House Democratic leaders are holding firm in opposition to the Republicans’ spending bill, brushing aside new threats from the Trump administration to use the shutdown to advance mass firings of federal workers and drastic cuts to programs Democrats hold dear.
House Minority Leader Hakeem Jeffries (D-N.Y.) said the threats — aired on Wednesday by Trump’s budget chief, Russell Vought — are merely a continuation of the president’s efforts to gut the federal government, which began the day he was sworn in.
With that in mind, Jeffries warned that Democrats won’t cave to GOP demands to support the current spending bill, since they don’t view a new round of layoffs or cuts to federal programs as unique to the shutdown.
“These are all things that the Trump administration has been doing since Jan. 20,” Jeffries told reporters in the Capitol.
“The mass firings of federal workers — the Trump administration has been engaging in this since Jan. 20,” he added. “Targeting the green-energy economy — Republicans have been doing that since Jan. 20.”
The comments came shortly after Vought announced that his department, the White House Office of Management and Budget (OMB), has frozen $18 billion in funds Congress had previously approved for two major transportation projects in New York City.

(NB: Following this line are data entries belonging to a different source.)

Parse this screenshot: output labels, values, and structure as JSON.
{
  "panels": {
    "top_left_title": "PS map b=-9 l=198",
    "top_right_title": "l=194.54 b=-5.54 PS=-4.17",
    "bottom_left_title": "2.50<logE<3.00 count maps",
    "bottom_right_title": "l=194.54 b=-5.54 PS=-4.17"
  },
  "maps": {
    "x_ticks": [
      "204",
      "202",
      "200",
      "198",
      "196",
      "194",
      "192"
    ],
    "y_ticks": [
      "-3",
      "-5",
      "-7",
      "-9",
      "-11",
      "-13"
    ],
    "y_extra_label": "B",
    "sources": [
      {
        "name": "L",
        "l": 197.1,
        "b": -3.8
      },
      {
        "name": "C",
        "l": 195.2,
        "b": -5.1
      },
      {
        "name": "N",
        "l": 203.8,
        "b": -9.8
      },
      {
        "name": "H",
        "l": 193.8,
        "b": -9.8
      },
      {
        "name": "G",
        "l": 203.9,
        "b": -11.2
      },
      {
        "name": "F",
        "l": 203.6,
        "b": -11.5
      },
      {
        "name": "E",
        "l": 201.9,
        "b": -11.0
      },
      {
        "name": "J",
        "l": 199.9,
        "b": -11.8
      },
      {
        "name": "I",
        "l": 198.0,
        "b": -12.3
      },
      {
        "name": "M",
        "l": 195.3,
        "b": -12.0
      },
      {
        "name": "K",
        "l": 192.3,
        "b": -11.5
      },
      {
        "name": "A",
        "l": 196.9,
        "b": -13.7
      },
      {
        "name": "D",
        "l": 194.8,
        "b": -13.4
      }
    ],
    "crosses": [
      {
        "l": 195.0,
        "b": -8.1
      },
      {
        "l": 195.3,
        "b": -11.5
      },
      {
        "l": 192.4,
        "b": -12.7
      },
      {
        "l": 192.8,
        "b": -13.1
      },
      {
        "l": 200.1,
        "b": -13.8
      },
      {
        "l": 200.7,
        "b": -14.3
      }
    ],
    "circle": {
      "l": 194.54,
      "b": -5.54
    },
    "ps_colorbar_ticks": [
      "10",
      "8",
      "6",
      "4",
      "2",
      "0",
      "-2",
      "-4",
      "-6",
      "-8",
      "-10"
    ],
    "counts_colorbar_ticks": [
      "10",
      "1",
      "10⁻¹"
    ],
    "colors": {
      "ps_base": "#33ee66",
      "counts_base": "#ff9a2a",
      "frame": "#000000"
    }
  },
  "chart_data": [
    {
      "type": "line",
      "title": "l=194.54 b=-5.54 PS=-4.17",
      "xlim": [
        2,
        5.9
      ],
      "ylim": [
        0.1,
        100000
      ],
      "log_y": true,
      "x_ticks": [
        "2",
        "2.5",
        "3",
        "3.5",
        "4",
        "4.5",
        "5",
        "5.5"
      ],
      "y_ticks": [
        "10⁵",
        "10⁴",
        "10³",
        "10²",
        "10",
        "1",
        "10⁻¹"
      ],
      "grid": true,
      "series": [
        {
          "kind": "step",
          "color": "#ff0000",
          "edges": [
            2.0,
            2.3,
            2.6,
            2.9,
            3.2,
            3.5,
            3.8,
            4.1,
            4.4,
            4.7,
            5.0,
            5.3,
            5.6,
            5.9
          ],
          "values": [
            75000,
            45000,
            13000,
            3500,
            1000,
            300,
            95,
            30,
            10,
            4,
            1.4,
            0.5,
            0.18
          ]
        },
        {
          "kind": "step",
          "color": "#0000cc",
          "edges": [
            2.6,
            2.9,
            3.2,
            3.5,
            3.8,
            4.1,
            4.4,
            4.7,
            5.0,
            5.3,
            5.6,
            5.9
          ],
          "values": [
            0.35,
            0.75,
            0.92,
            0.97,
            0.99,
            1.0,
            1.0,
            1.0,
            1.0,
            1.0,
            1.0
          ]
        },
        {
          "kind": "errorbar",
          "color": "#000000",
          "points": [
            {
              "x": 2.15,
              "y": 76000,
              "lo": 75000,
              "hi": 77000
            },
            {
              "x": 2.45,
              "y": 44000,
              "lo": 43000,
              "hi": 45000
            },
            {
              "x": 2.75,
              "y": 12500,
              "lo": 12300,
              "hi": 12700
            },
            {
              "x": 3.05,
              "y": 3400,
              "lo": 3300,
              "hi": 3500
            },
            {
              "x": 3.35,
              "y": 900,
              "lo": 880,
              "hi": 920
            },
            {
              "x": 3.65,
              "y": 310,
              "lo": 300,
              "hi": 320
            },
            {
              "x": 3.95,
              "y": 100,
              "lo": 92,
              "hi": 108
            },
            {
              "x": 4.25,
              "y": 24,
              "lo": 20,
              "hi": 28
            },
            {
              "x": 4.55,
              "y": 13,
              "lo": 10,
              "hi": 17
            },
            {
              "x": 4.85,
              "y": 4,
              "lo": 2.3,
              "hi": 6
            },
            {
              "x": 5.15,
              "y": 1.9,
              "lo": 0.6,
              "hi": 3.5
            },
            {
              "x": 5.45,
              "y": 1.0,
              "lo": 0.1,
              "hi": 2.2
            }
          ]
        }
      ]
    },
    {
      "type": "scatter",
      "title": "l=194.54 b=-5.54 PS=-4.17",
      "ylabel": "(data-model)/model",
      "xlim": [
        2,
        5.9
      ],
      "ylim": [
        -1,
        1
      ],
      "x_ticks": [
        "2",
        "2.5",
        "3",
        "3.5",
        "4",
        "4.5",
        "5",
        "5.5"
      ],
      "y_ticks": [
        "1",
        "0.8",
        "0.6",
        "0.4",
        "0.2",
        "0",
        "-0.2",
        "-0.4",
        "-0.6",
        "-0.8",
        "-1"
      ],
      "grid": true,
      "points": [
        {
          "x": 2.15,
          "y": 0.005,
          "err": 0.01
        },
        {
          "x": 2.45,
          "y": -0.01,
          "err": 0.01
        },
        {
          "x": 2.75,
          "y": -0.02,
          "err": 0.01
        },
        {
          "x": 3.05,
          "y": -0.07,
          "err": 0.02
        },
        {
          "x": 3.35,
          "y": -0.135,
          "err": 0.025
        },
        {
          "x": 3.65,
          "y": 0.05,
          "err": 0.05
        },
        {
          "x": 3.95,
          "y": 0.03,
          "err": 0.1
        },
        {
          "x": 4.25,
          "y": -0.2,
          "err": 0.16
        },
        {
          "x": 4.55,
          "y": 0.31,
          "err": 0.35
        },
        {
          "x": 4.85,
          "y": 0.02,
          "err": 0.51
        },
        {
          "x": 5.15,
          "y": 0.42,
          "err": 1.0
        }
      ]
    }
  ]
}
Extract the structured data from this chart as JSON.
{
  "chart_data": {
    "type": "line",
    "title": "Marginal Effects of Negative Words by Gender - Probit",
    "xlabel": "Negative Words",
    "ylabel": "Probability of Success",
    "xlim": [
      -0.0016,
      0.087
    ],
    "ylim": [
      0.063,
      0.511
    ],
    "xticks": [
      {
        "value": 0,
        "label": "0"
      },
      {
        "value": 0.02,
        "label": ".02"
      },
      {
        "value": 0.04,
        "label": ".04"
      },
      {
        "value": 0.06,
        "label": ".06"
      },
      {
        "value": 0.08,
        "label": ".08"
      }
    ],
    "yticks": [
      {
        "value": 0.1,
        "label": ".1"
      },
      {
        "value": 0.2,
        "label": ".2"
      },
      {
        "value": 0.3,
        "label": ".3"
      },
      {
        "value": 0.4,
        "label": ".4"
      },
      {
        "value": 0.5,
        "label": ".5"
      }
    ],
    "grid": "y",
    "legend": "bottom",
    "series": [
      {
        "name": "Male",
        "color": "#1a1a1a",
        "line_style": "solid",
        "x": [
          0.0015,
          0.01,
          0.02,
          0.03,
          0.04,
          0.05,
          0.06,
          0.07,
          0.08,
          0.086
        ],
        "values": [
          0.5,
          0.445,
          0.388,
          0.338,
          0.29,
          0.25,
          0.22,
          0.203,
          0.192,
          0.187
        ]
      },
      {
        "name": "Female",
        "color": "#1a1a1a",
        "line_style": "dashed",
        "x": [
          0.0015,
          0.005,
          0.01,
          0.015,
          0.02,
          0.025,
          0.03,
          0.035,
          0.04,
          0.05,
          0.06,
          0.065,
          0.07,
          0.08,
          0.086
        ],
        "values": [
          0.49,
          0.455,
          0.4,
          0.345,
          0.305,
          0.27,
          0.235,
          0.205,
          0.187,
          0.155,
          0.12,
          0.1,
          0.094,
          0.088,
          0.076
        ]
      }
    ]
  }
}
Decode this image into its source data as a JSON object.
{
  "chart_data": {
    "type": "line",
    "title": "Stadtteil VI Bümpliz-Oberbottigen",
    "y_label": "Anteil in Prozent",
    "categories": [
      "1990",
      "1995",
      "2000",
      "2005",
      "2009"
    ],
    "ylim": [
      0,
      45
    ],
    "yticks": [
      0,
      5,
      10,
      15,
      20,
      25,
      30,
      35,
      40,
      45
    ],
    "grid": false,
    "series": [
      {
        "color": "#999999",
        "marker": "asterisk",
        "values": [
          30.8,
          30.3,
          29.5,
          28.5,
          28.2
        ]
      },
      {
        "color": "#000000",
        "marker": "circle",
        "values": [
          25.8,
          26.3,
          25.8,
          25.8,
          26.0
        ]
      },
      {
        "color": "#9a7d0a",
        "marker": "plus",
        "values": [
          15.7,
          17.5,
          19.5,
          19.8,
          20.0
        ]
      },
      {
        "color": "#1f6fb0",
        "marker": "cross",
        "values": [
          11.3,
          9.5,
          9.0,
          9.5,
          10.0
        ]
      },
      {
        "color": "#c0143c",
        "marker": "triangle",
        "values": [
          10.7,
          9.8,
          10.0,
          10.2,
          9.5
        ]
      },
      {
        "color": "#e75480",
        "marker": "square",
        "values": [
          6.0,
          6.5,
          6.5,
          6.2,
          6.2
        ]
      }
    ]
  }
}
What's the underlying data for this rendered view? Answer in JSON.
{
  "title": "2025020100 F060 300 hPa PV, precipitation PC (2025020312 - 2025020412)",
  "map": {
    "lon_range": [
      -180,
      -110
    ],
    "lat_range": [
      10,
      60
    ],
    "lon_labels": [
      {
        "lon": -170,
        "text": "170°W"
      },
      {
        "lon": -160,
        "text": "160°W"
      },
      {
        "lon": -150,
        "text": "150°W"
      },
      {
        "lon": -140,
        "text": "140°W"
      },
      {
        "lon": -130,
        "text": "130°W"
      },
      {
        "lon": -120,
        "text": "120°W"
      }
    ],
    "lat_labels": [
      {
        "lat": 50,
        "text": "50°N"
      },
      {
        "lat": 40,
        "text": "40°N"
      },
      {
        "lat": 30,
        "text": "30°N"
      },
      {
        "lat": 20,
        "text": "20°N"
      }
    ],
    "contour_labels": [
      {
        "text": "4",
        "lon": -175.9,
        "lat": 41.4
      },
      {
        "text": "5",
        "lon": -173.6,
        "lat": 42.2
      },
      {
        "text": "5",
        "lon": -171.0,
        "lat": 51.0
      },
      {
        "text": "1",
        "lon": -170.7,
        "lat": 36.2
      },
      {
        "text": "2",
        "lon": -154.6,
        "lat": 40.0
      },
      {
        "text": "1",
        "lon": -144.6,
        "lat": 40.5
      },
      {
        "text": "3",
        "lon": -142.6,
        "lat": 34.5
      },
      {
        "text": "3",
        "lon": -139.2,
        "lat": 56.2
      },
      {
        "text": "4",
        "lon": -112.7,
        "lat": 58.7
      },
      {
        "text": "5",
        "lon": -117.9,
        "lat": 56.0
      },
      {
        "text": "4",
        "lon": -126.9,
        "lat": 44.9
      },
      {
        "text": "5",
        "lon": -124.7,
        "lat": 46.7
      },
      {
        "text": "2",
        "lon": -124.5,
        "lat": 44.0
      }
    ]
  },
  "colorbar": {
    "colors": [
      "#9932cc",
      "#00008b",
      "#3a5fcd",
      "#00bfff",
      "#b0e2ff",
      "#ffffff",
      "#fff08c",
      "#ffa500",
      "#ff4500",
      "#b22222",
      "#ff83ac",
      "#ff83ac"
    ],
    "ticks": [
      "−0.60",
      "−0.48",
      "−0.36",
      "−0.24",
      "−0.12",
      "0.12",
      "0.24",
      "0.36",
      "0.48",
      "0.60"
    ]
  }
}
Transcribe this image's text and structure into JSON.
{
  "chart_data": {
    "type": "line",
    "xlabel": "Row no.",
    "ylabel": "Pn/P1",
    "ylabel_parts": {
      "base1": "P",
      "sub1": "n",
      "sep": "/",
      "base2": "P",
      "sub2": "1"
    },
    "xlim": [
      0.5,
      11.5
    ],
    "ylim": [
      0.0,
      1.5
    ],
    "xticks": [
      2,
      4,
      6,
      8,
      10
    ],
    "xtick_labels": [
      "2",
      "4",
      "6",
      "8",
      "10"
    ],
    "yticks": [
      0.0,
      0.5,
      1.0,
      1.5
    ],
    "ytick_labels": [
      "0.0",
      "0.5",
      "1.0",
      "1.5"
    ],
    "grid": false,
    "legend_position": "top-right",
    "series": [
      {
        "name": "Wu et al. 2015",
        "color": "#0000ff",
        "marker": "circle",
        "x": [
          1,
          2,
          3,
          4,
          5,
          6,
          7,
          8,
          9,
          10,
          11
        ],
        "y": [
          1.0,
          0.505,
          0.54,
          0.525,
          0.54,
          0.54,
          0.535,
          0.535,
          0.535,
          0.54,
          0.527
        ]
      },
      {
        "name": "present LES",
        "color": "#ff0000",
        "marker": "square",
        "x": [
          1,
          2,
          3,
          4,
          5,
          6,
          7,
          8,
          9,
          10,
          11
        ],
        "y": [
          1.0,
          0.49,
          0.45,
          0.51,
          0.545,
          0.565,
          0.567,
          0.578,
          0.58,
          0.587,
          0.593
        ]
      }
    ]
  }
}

Hours later, Vought staged a call with congressional Republicans during which he said more federal layoffs would be coming before the week’s end. Separately, he announced that almost $8 billion in clean-energy projects would be cancelled, almost exclusively in states controlled by Democrats.
Some of those moves were expected — Vought had previewed the firings last week in a memo that directed federal agencies to prepare reduction in force (RIF) notices if the government shuts down. The move is a sharp break from the traditional shutdown routine, when many federal employees are furloughed — but not fired — and have received back pay when the government reopened.
Still, even Democrats representing the region around Washington, D.C., where federal jobs are abundant and the layoffs will be felt disproportionately, say the escalation should not alter the commitment of Democratic leaders to oppose the Republicans’ spending bill. That’s because the administration has no greater powers to fire federal workers during a shutdown, they say, than it does when the government is open.
“A shutdown doesn’t obviate the civil service protections that federal workers have. A shutdown doesn’t obviate the legal requirements that the administration has to follow a process if they want to conduct a reduction in force,” said Rep. James Walkinshaw (D-Va.). “So if they attempted to use the shutdown as a pretext to circumvent any of those legal requirements, it would end up in court and they would almost certainly lose.”
Jeffries amplified that message on Wednesday, the first day of the shutdown, saying Democrats won’t be swayed to support a spending bill they loathe in response to layoffs and cuts they think the administration would pursue in any event.
“All of this talk that we see right now, as if it has anything to do with the shutdown Republicans have caused — no, it’s their ideology,” Jeffries said. “Cruelty is the point, when it comes to the Republican Party.”